How credible is the media? But above all, is the web more reliable or rather television and the rest of traditional media? Recent American research conducted by Edelman has discovered substantial equality between the two worlds: 66% of the people interviewed place full trust in the information coming from traditional media, such as television, radio, or the press. 63% instead believe the information coming from search engines, like Google, to be reliable.
This trust of the web goes down if the source of the information is social media. Just 41% of you trust it, perhaps because of the fake news phenomenon that in recent years has significantly reduced the credibility of social networks in their role as distributors of information, data, and news.
We have all become publishers
Beyond the data, one thing is certain. New technology has opened the confines of encyclopedias. At this point, it is easy to find any kind of information, but falling into the traps – or "hoaxes" – is a sure risk. It is becoming more and more difficult to ascertain the truth in the news that we get.
But not only.
The rules that underlie journalism have gone to shreds, and the boundary between “professionals” and media content creators have also been redesigned and is now blurred. Anyone can share their version of the facts, giving them their own vision, posting it on their social profile, or on their own webspace.
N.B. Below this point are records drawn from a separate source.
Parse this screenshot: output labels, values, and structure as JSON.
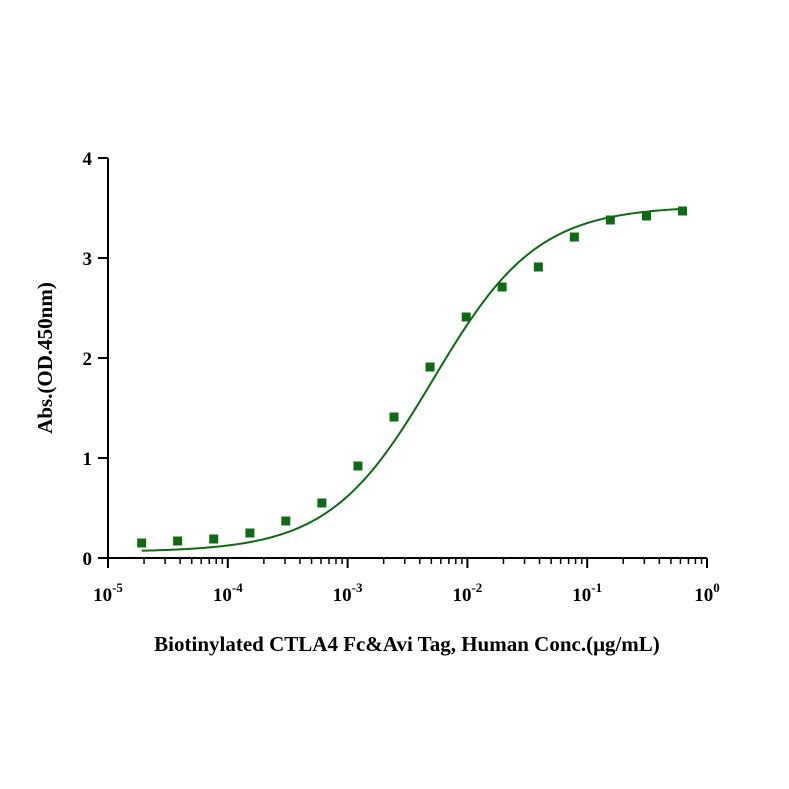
{
  "chart_data": {
    "type": "scatter",
    "xlabel": "Biotinylated CTLA4 Fc&Avi Tag, Human Conc.(μg/mL)",
    "ylabel": "Abs.(OD.450nm)",
    "x_scale": "log",
    "xlim": [
      1e-05,
      1
    ],
    "ylim": [
      0,
      4
    ],
    "x_ticks": [
      {
        "value": 1e-05,
        "base": "10",
        "exp": "-5"
      },
      {
        "value": 0.0001,
        "base": "10",
        "exp": "-4"
      },
      {
        "value": 0.001,
        "base": "10",
        "exp": "-3"
      },
      {
        "value": 0.01,
        "base": "10",
        "exp": "-2"
      },
      {
        "value": 0.1,
        "base": "10",
        "exp": "-1"
      },
      {
        "value": 1,
        "base": "10",
        "exp": "0"
      }
    ],
    "y_ticks": [
      {
        "value": 0,
        "label": "0"
      },
      {
        "value": 1,
        "label": "1"
      },
      {
        "value": 2,
        "label": "2"
      },
      {
        "value": 3,
        "label": "3"
      },
      {
        "value": 4,
        "label": "4"
      }
    ],
    "grid": false,
    "color": "#0d6b12",
    "series": [
      {
        "x": [
          1.91e-05,
          3.81e-05,
          7.63e-05,
          0.000153,
          0.000305,
          0.00061,
          0.00122,
          0.00244,
          0.00488,
          0.00977,
          0.0195,
          0.0391,
          0.0781,
          0.156,
          0.3125,
          0.625
        ],
        "y": [
          0.15,
          0.17,
          0.19,
          0.25,
          0.37,
          0.55,
          0.92,
          1.41,
          1.91,
          2.41,
          2.71,
          2.91,
          3.21,
          3.38,
          3.42,
          3.47
        ],
        "fit": "4PL"
      }
    ]
  }
}
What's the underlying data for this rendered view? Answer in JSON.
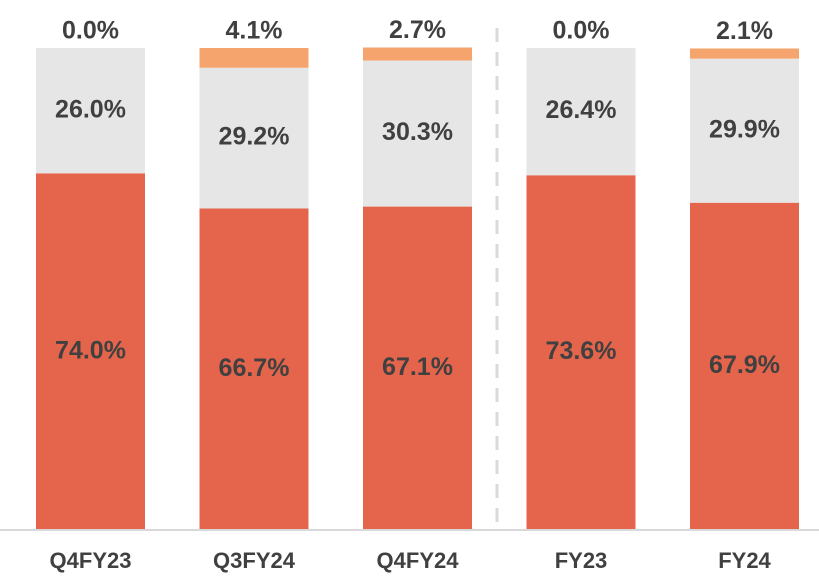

Everyone has become a publisher for a more or less wide audience. Anyone can speak through a powerful media, which triggers word of mouth, whether it be their own truth or an invention of something credible or completely absurd, without anyone caring too much about it.

And this is how the blogs, initially manned by "competent" people who made their knowledge available in exchange for some fast-paced advertising, began to give way to those who, to emerge and have notoriety, invented stories, facts, and misdeeds and have made it a market.